How Pathogenic Viruses Think: Making Sense of Virology by Lauren Sompayrac

Normally a book about viruses would not be the kind of book about which I would consider writing a review, but Lauren Sompayrac’s book, How Pathogenic Viruses Think: Making Sense of Virology is the exception.  As soon as I looked at the cover of the book, I noticed that this book did not look like the typical medical laboratory sciences book.  An illustration of what might be reminiscent of Freud sitting with an odd-headed body laying on couch gave me the clue that Sompayrac was about to take a unique position in describing viruses.  The author's humorous perspective helps the reader to understand different types of viruses. Black, white, and purple line illustrations are used to convey the concepts.
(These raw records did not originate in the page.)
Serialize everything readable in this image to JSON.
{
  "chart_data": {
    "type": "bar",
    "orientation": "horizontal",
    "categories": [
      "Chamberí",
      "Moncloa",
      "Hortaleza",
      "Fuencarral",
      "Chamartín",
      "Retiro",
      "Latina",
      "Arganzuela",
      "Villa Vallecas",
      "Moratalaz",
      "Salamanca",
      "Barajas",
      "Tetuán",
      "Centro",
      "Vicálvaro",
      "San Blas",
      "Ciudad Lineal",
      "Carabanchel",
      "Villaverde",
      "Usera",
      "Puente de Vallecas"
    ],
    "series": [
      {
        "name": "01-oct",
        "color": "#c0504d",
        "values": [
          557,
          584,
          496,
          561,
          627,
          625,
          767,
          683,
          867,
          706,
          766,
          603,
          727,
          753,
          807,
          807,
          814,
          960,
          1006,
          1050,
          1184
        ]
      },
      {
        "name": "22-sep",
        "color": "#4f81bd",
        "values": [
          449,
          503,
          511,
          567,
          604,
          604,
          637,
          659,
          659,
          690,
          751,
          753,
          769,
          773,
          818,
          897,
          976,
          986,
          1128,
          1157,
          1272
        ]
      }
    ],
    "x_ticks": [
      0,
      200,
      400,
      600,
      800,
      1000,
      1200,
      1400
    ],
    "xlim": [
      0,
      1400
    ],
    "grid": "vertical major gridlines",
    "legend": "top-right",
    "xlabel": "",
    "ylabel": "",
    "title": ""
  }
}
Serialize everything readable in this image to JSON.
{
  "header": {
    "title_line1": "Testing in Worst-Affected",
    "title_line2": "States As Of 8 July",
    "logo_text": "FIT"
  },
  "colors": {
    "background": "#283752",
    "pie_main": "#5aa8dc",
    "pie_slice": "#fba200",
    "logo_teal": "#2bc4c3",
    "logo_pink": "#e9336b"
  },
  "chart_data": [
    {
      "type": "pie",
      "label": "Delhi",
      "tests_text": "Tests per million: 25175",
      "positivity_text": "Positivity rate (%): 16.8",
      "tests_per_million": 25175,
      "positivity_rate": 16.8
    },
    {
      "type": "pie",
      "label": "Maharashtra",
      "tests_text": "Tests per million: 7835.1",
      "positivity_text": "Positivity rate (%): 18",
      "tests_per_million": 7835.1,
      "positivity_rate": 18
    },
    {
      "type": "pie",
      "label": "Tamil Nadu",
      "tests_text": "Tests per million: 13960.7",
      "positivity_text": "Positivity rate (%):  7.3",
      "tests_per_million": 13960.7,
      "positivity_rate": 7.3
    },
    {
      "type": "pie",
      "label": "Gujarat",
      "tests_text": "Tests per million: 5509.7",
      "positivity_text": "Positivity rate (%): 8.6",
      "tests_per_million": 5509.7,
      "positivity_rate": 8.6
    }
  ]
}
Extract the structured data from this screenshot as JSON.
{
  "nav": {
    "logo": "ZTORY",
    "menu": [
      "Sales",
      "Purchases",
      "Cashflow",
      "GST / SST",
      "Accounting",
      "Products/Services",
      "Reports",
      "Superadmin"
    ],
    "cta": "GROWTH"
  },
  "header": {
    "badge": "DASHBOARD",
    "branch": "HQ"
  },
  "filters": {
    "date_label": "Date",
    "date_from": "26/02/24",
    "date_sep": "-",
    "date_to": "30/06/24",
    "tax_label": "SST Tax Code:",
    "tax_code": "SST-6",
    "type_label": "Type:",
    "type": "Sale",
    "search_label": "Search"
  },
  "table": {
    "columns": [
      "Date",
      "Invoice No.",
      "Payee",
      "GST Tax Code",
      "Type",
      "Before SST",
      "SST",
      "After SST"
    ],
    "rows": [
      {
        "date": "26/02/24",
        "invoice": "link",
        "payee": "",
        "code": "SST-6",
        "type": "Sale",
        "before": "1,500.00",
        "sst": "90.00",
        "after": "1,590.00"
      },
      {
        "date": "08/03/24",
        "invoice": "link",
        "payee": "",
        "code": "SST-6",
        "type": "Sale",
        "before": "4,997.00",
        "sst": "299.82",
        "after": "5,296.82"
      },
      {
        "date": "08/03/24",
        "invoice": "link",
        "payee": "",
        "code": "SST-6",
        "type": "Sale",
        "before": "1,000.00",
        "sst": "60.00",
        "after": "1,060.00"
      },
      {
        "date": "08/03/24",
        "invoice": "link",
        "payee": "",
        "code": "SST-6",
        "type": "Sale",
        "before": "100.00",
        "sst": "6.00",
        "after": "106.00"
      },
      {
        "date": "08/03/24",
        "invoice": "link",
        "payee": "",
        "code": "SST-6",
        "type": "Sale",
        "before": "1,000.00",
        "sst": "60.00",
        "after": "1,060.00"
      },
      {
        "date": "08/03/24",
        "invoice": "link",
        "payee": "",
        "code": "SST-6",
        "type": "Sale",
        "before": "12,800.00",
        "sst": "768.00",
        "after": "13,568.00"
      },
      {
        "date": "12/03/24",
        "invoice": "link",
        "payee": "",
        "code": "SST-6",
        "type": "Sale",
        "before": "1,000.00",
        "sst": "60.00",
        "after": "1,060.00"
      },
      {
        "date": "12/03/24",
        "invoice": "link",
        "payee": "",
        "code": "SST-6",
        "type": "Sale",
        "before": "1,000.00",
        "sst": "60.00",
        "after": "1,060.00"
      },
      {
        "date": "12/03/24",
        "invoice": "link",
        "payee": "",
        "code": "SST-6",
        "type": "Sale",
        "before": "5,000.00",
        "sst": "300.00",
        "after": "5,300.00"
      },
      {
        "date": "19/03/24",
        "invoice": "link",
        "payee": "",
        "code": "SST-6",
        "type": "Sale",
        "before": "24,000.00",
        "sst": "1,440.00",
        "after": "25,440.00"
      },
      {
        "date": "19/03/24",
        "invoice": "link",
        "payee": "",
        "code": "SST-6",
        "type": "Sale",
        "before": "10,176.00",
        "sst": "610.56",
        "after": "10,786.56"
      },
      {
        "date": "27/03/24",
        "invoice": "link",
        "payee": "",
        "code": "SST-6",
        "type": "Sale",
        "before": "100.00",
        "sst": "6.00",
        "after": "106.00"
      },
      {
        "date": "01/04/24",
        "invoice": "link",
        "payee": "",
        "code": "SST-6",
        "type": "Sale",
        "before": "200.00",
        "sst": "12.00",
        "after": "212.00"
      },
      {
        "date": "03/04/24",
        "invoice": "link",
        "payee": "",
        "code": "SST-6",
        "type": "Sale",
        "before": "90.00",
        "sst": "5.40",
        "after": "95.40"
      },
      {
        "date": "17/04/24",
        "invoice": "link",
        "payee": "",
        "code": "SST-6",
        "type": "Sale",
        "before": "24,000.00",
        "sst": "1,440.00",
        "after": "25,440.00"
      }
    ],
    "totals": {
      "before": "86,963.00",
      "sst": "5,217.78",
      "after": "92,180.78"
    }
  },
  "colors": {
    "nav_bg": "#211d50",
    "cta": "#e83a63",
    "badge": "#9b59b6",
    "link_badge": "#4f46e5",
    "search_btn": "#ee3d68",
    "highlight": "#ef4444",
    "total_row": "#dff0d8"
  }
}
In the first part of the book, Sompayrac helps the reader understand her organizing principle, i.e. her use of the technique of learning how viruses “think”.   She also discusses human defense systems against viruses.  In Part II, Sompayrac stages the description in terms of an interview with the virus through which the properties of each is described in detail. The first page of each chapter shows a drawing of the virus talking to a psychologist illustrating to the reader the concept “how the virus thinks”.  Each virus is illustrated uniquely  such as the Rhinovirus shown as a body with a rhinoceros head, and Measles: A “Trojan Horse” virus being shown as a body with a Trojan warrior helmeted head. The same style of black, white, and purple drawings are used to illustrate the specific properties of the virus. In Part III, newly emerging viruses, virus-associated cancer, vaccines, and antiviral drugs are described.  Each chapter concludes, as all previous chapters, with a listing of the general principles and sometimes including thought questions.  The book ends with Summary Tables, continuing in the same light-hearted style as the rest of the book.  Tables listing the various groups of viruses are labeled with humorous titles such as “Viruses We Inhale”, “Viruses We Eat,” and “Viruses We Get from Mom”. 

Although only 167 pages long, this book on viruses gives the reader a good understanding of the characteristics of the pathogenic viruses and a humorous manner to recall each. The book lives up to the author’s idea as stated in the dedication to this book, “...although science is serious, it should also be fun!” This book may be found in the Medical Laboratory Sciences library (QR 482 .S65 2013) at the Schaeffer Building in Fort Worth.